需要帮助让 CLisp 将标准输入读入列表
Need help getting CLisp to read standard input into a list
我正在努力将一些现有的 Python 代码转换为 CLisp,作为练习...
程序读取数字列表并根据列表创建平均值、最小值、最大值和标准差。我有基于文件的功能工作:
(defun get-file (filename)
(with-open-file (stream filename)
(loop for line = (read-line stream nil)
while line
collect (parse-float line))))
当我称它为
时这有效
(get-file "/tmp/my.filename")
...但我想让程序读取标准输入,我试过了
各种运气不好的事情。
有什么建议吗?
变量*standard-input*绑定到标准输入:
(defun get-from-standard-input ()
(loop for line = (read-line *standard-input* nil)
while line
collect (parse-float line)))
只是分开关注点:
(defun get-stream (stream)
(loop for line = (read-line stream nil)
while line
collect (parse-float line)))
(defun get-file (filename)
(with-open-file (stream filename)
(get-stream stream)))
然后您可以像以前一样使用 get-file,以及 (get-stream *standard-input*)。

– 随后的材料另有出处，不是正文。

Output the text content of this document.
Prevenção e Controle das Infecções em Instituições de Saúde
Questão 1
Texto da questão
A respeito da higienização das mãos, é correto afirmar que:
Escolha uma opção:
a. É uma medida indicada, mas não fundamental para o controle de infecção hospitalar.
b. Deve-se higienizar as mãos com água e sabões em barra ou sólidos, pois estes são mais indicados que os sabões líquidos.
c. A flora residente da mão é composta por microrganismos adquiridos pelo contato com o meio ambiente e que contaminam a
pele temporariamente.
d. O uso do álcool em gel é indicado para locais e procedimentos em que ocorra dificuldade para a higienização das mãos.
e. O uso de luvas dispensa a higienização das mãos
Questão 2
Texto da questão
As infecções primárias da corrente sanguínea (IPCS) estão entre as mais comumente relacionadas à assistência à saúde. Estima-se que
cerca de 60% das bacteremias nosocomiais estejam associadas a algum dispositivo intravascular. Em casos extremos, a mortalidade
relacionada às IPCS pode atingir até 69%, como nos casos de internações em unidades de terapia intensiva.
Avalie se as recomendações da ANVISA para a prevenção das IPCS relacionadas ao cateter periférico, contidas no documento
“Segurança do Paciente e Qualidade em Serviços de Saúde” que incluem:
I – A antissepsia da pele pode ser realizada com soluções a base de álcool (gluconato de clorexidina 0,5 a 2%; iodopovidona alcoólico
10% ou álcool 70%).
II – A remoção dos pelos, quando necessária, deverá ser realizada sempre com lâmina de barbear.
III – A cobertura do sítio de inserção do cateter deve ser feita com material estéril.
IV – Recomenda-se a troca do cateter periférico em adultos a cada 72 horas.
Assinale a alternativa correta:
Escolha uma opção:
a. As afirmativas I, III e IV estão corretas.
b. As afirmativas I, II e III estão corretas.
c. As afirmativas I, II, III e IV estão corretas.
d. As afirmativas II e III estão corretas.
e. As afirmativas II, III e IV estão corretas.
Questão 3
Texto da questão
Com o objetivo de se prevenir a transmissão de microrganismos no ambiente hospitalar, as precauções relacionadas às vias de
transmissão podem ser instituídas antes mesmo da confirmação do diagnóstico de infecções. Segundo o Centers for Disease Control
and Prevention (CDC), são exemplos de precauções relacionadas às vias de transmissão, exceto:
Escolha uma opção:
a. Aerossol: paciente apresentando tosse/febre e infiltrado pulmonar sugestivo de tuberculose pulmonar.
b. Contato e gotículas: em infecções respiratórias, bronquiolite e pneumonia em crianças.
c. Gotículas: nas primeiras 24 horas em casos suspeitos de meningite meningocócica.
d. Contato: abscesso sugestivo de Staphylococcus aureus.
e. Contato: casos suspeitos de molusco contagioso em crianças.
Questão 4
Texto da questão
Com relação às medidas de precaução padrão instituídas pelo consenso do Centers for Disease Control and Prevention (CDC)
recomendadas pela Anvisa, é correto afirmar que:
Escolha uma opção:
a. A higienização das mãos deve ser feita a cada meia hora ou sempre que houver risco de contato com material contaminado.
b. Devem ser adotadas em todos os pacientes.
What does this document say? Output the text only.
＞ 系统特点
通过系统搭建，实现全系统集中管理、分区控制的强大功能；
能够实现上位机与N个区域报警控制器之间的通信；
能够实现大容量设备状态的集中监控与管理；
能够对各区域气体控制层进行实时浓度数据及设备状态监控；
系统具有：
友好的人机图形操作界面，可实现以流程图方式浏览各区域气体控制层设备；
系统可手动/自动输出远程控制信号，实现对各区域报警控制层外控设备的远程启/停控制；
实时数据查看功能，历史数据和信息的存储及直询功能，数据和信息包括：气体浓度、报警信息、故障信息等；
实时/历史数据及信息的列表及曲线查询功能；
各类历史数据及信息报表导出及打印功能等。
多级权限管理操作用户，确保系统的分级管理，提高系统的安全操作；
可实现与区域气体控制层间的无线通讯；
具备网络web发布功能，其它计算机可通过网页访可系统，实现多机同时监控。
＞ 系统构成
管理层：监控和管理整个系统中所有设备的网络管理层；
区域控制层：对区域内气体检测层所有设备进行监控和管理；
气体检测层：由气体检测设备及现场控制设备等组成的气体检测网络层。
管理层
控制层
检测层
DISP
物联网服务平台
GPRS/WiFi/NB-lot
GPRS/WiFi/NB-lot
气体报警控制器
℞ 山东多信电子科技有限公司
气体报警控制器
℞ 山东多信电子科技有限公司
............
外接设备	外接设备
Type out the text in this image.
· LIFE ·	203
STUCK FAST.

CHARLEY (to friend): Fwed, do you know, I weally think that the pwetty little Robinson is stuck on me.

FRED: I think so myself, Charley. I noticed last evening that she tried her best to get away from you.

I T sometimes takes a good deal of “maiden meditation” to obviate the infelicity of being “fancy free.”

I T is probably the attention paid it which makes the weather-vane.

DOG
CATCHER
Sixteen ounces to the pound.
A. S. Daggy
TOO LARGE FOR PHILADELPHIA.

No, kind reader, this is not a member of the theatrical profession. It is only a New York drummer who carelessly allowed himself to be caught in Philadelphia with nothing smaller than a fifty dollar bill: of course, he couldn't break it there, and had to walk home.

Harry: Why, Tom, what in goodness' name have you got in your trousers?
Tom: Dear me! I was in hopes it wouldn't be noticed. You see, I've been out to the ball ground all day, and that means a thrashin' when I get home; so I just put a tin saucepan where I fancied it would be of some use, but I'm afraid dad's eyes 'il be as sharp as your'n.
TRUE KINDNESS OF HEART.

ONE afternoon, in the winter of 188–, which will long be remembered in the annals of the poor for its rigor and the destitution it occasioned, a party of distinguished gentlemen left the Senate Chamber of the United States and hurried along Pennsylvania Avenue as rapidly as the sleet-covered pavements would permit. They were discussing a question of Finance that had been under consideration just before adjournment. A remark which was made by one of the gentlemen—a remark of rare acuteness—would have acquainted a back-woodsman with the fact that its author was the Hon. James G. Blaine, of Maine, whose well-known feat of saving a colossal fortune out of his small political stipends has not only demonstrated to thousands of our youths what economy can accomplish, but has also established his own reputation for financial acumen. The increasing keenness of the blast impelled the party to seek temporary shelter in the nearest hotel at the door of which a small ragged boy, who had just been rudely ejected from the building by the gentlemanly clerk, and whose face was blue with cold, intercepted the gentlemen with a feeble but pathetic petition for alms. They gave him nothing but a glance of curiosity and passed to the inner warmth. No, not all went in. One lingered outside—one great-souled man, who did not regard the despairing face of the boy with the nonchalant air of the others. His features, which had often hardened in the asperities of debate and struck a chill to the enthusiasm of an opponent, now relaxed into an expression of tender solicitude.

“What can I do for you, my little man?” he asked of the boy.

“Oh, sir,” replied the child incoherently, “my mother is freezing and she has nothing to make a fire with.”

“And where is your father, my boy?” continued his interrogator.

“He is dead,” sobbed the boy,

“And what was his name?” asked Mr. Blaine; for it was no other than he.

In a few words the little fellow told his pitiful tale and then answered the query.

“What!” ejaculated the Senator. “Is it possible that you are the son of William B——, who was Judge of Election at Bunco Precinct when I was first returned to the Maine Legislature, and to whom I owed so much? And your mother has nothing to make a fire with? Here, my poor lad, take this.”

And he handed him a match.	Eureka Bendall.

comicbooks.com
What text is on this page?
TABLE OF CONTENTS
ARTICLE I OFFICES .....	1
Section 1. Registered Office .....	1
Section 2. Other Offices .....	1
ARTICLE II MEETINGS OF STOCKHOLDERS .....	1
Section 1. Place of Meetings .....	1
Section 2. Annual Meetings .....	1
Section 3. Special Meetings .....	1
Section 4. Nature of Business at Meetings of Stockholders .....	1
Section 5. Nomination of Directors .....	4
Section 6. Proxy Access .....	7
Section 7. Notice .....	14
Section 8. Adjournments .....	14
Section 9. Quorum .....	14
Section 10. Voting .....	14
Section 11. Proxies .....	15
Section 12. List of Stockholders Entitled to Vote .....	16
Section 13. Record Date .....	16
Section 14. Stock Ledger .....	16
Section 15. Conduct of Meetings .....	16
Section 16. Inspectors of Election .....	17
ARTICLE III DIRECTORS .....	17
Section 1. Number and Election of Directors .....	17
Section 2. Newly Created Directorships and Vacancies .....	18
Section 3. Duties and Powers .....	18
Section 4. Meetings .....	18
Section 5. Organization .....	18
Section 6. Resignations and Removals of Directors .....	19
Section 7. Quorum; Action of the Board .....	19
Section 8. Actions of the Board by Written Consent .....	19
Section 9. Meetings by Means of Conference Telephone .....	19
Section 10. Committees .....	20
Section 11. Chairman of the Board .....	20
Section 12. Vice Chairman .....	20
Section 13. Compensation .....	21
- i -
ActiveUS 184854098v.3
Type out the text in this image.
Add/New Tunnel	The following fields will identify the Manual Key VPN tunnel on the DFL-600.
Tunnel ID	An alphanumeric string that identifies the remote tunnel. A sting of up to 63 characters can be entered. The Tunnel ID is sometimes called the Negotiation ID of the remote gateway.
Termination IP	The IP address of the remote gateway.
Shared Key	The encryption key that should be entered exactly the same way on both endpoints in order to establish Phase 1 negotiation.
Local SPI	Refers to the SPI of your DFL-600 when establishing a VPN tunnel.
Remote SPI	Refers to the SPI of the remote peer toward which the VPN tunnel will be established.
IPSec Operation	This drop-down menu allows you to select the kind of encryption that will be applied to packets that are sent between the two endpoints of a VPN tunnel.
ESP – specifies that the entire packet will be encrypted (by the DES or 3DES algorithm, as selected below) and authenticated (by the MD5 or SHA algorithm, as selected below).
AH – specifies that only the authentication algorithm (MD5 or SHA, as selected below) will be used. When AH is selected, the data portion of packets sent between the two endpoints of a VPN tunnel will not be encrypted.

我正在努力将一些现有的 Python 代码转换为 CLisp,作为练习...
程序读取数字列表并根据列表创建平均值、最小值、最大值和标准差。我有基于文件的功能工作:
(defun get-file (filename)
(with-open-file (stream filename)
(loop for line = (read-line stream nil)
while line
collect (parse-float line))))
当我称它为
时这有效(get-file "/tmp/my.filename")
...但我想让程序读取标准输入,我试过了 各种运气不好的事情。
有什么建议吗?
变量*standard-input*绑定到标准输入:
(defun get-from-standard-input ()
(loop for line = (read-line *standard-input* nil)
while line
collect (parse-float line)))
只是分开关注点:
(defun get-stream (stream)
(loop for line = (read-line stream nil)
while line
collect (parse-float line)))
(defun get-file (filename)
(with-open-file (stream filename)
(get-stream stream)))
然后您可以像以前一样使用 get-file,以及 (get-stream *standard-input*)。